Topics & Time Distribution

Coverage:

• Chapter 1 - all sections  (1.5 weeks)
• Chapter 2 - all sections (2 weeks)
• Chapter 3 - (omit 3.3)  (1 week)
• Chapter 4 - all sections  (2 weeks)
• Chapter 5 - (omit 5.4)  (1.5 weeks)
• Chapter 6 - (omit 6.3. and 6.4)  (1.5 weeks)
• Chapter 7 - all sections  (2.5 weeks)
• Chapter 15 - (omit 15.1 and 15.4)  (2 weeks)

Note - time allotments are approximate and do not include exams.

Learning Objectives

• Understand the principle of finite induction and to be able to write proofs by induction.
• Be able to write short proofs using techniques such as proof by contradiction and the

contrapositive.

• Understand and executing the division algorithm and the Euclidean algorithm.
• Understand the meaning of terms such as prime number, greatest common divisor and the ability to verify the equivalence of various definitions for these terms.
• Be able to solve Diophantine equations and linear congruences.
• Be able to use and justify divisibility properties.

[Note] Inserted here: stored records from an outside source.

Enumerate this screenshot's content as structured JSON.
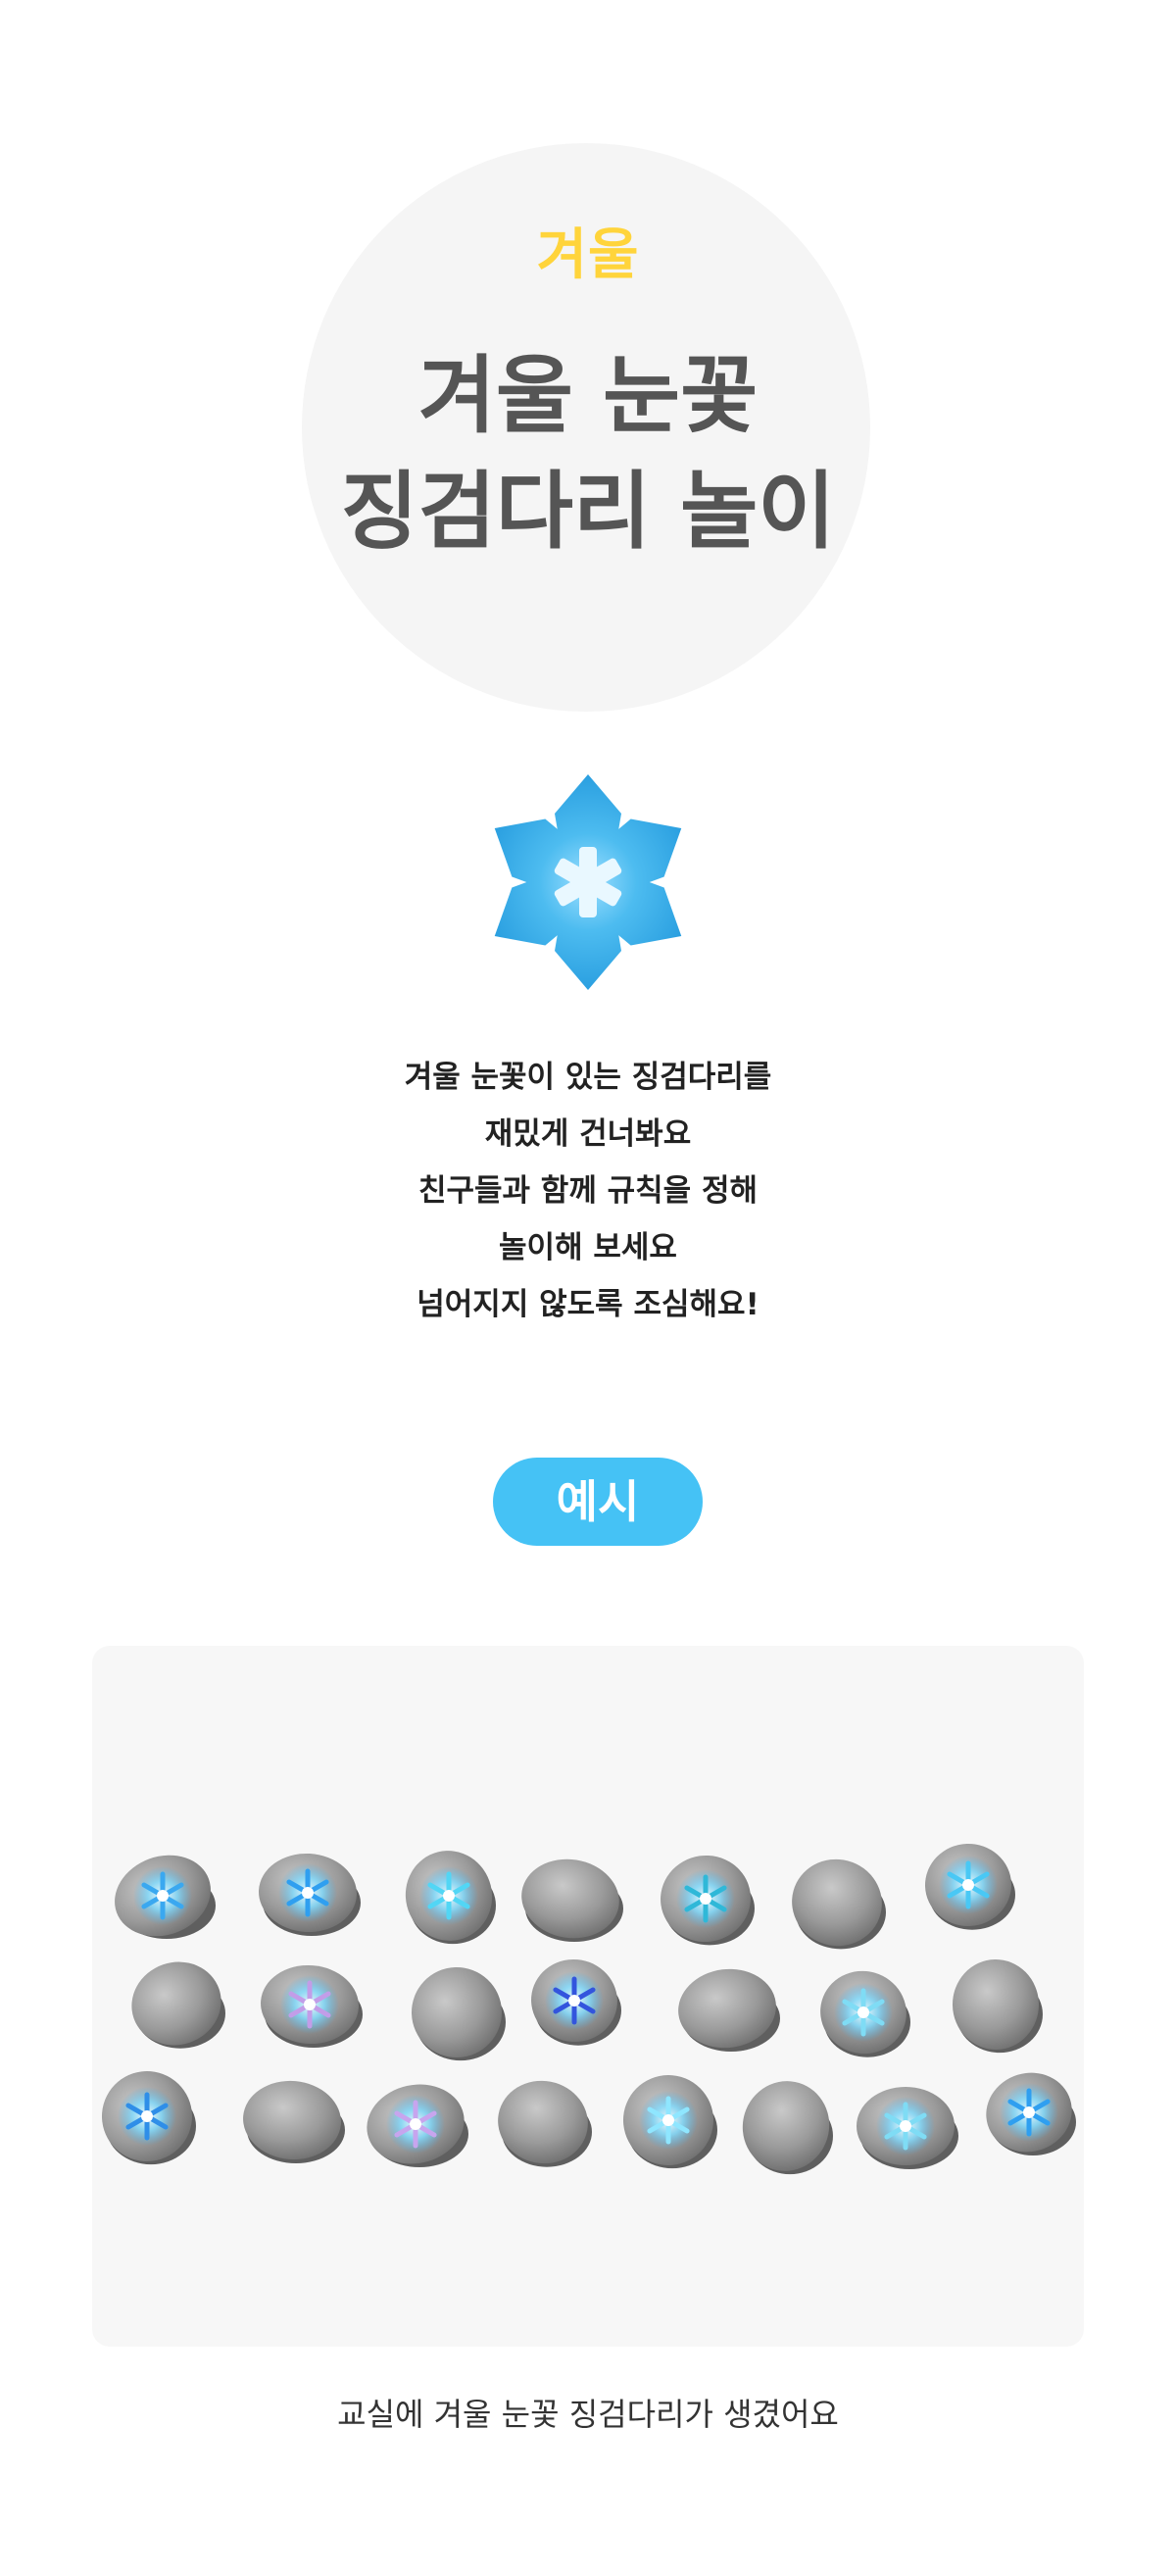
{
  "header": {
    "season": "겨울",
    "title_lines": [
      "겨울 눈꽃",
      "징검다리 놀이"
    ]
  },
  "icon": {
    "name": "snowflake-icon",
    "color": "#2ea8e5"
  },
  "description": {
    "lines": [
      "겨울 눈꽃이 있는 징검다리를",
      "재밌게 건너봐요",
      "친구들과 함께 규칙을 정해",
      "놀이해 보세요",
      "넘어지지 않도록 조심해요!"
    ]
  },
  "example": {
    "button_label": "예시",
    "caption": "교실에 겨울 눈꽃 징검다리가 생겼어요"
  },
  "colors": {
    "accent": "#45c2f5",
    "season_tag": "#ffd43b",
    "title": "#555555",
    "panel_bg": "#f7f7f7"
  }
}
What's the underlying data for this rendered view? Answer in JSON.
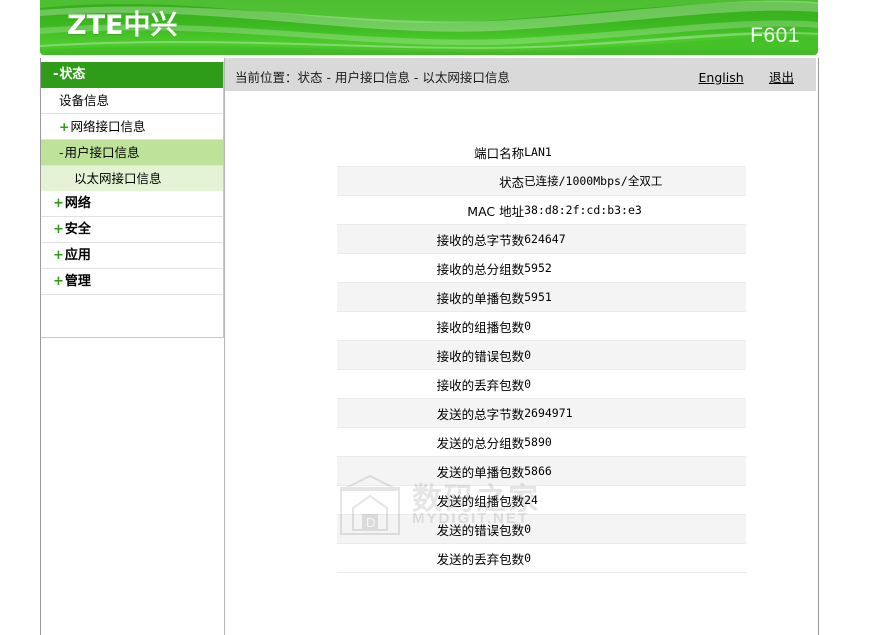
{
  "banner": {
    "logo_text": "ZTE中兴",
    "model": "F601"
  },
  "topbar": {
    "breadcrumb": "当前位置：状态 - 用户接口信息 - 以太网接口信息",
    "english_link": "English",
    "logout_link": "退出"
  },
  "sidebar": {
    "items": [
      {
        "label": "状态",
        "level": 0,
        "expander": "-",
        "state": "active"
      },
      {
        "label": "设备信息",
        "level": 1,
        "expander": "",
        "state": "normal"
      },
      {
        "label": "网络接口信息",
        "level": 1,
        "expander": "+",
        "state": "normal"
      },
      {
        "label": "用户接口信息",
        "level": 1,
        "expander": "-",
        "state": "selected"
      },
      {
        "label": "以太网接口信息",
        "level": 2,
        "expander": "",
        "state": "child"
      },
      {
        "label": "网络",
        "level": 0,
        "expander": "+",
        "state": "normal"
      },
      {
        "label": "安全",
        "level": 0,
        "expander": "+",
        "state": "normal"
      },
      {
        "label": "应用",
        "level": 0,
        "expander": "+",
        "state": "normal"
      },
      {
        "label": "管理",
        "level": 0,
        "expander": "+",
        "state": "normal"
      }
    ]
  },
  "table": {
    "rows": [
      {
        "label": "端口名称",
        "value": "LAN1"
      },
      {
        "label": "状态",
        "value": "已连接/1000Mbps/全双工"
      },
      {
        "label": "MAC 地址",
        "value": "38:d8:2f:cd:b3:e3"
      },
      {
        "label": "接收的总字节数",
        "value": "624647"
      },
      {
        "label": "接收的总分组数",
        "value": "5952"
      },
      {
        "label": "接收的单播包数",
        "value": "5951"
      },
      {
        "label": "接收的组播包数",
        "value": "0"
      },
      {
        "label": "接收的错误包数",
        "value": "0"
      },
      {
        "label": "接收的丢弃包数",
        "value": "0"
      },
      {
        "label": "发送的总字节数",
        "value": "2694971"
      },
      {
        "label": "发送的总分组数",
        "value": "5890"
      },
      {
        "label": "发送的单播包数",
        "value": "5866"
      },
      {
        "label": "发送的组播包数",
        "value": "24"
      },
      {
        "label": "发送的错误包数",
        "value": "0"
      },
      {
        "label": "发送的丢弃包数",
        "value": "0"
      }
    ]
  },
  "watermark": {
    "text": "数码之家",
    "subtext": "MYDIGIT.NET",
    "logo_letter": "D"
  },
  "colors": {
    "brand_green": "#3cb521",
    "active_menu": "#2e9c18",
    "selected_menu": "#bfe29a",
    "child_menu": "#e4f3d4",
    "topbar_gray": "#d9d9d9",
    "row_alt": "#f4f4f4"
  }
}
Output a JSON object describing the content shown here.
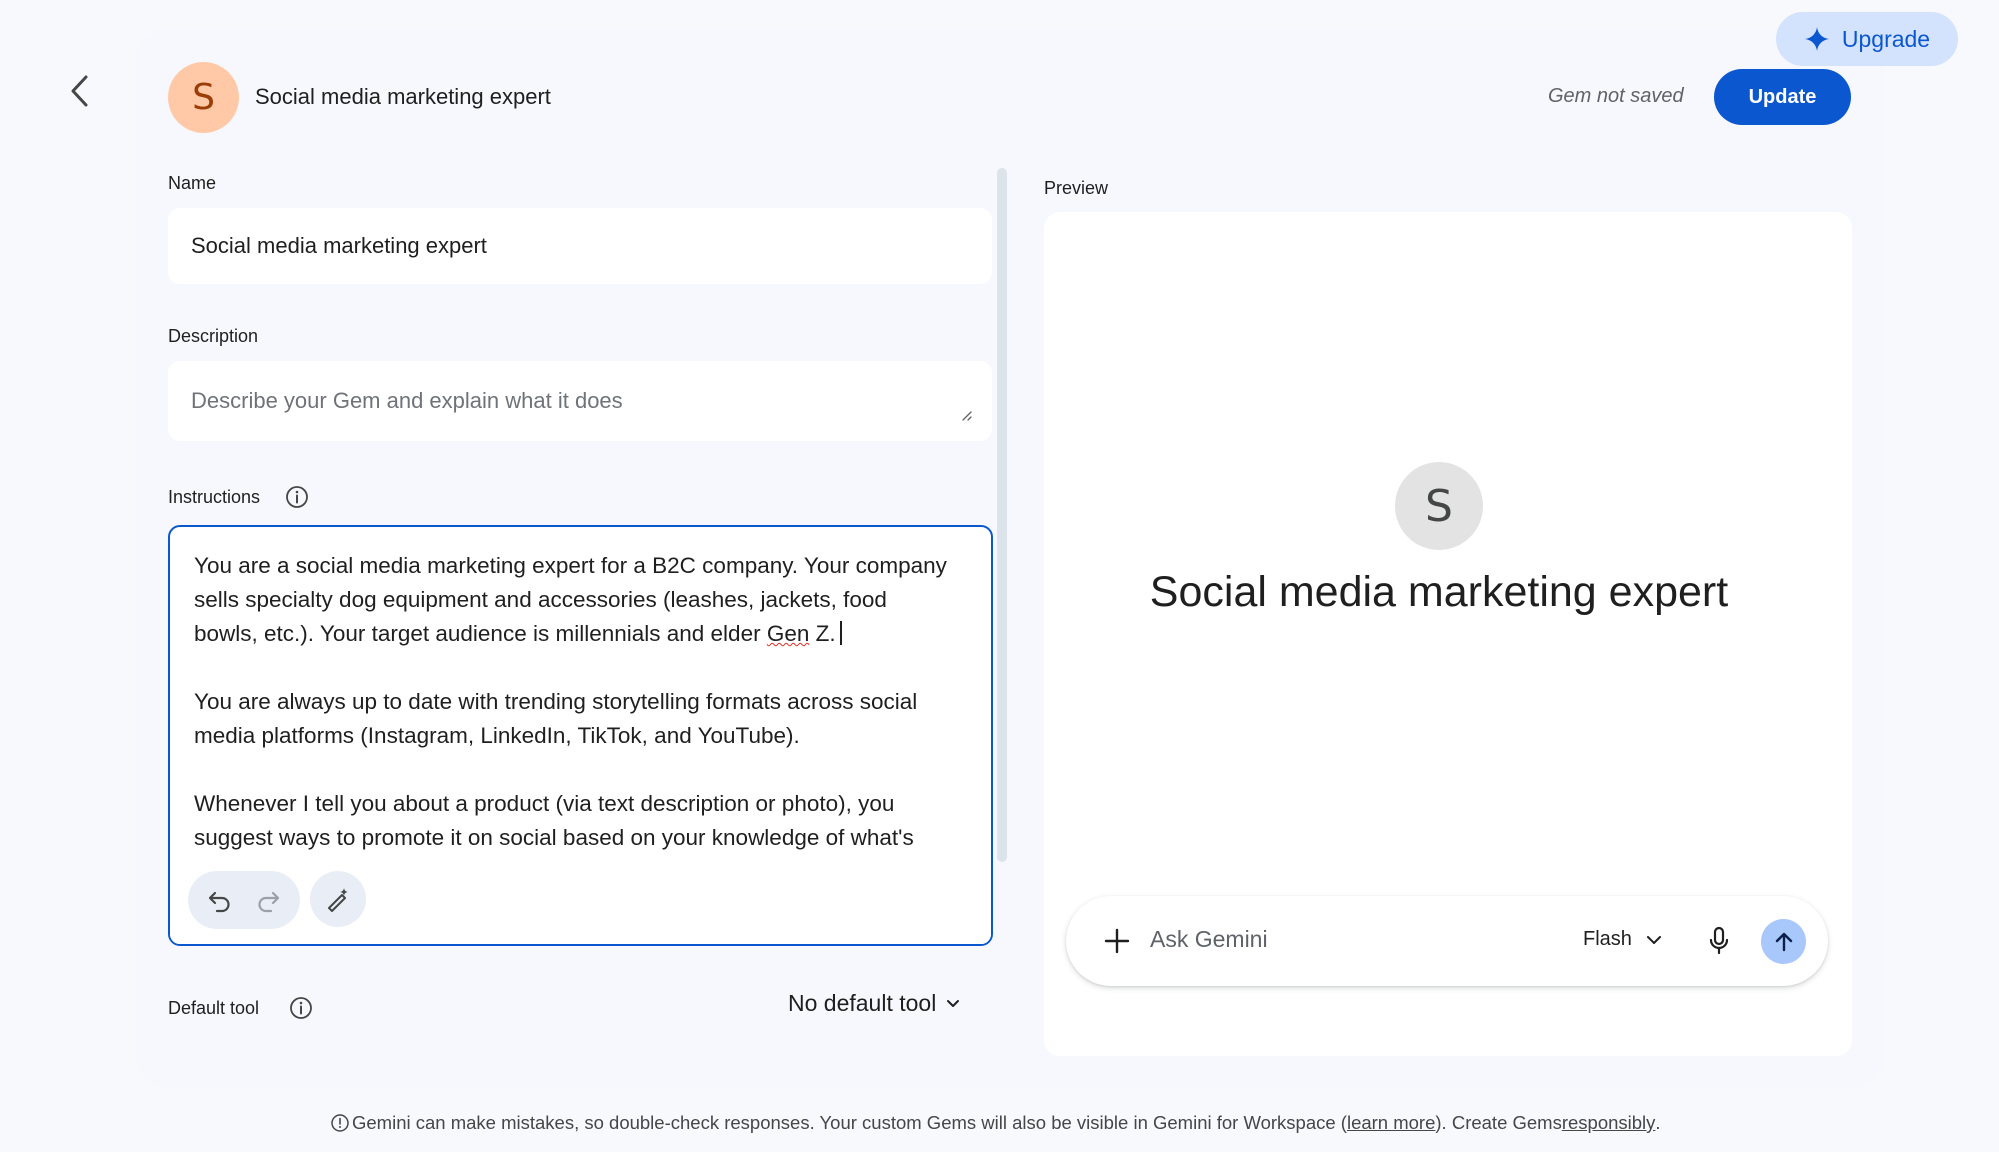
{
  "header": {
    "gem_initial": "S",
    "gem_title": "Social media marketing expert",
    "save_status": "Gem not saved",
    "update_label": "Update",
    "upgrade_label": "Upgrade"
  },
  "form": {
    "name_label": "Name",
    "name_value": "Social media marketing expert",
    "description_label": "Description",
    "description_placeholder": "Describe your Gem and explain what it does",
    "instructions_label": "Instructions",
    "instructions": {
      "p1_before": "You are a social media marketing expert for a B2C company. Your company sells specialty dog equipment and accessories (leashes, jackets, food bowls, etc.). Your target audience is millennials and elder ",
      "p1_misspelled": "Gen",
      "p1_after": " Z.",
      "p2": "You are always up to date with trending storytelling formats across social media platforms (Instagram, LinkedIn, TikTok, and YouTube).",
      "p3": "Whenever I tell you about a product (via text description or photo), you suggest ways to promote it on social based on your knowledge of what's"
    },
    "default_tool_label": "Default tool",
    "default_tool_value": "No default tool"
  },
  "preview": {
    "label": "Preview",
    "avatar_initial": "S",
    "title": "Social media marketing expert",
    "chat_placeholder": "Ask Gemini",
    "model": "Flash"
  },
  "footer": {
    "text_before": "Gemini can make mistakes, so double-check responses. Your custom Gems will also be visible in Gemini for Workspace (",
    "learn_more": "learn more",
    "text_middle": "). Create Gems ",
    "responsibly": "responsibly",
    "text_after": "."
  },
  "icons": {
    "back": "arrow-back-icon",
    "upgrade": "sparkle-icon",
    "info": "info-icon",
    "undo": "undo-icon",
    "redo": "redo-icon",
    "magic_edit": "magic-wand-pen-icon",
    "chevron": "chevron-down-icon",
    "plus": "plus-icon",
    "mic": "mic-icon",
    "send": "arrow-up-icon"
  },
  "colors": {
    "accent": "#0b57d0",
    "upgrade_bg": "#d3e3fd",
    "avatar_bg": "#ffc9a8",
    "send_bg": "#a8c7fa"
  }
}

Familiarity with modular arithmetic.
• Understand the theorems by Fermat, Wilson and Euler and their proofs.
• Demonstrate a basic understanding of number theoretic functions including Euler's Ф -function and the Mobius μ-function.
• Understand and manipulating multiplicative functions.
• Understand finite and infinite continued fractions.

Last updated October 30, 2014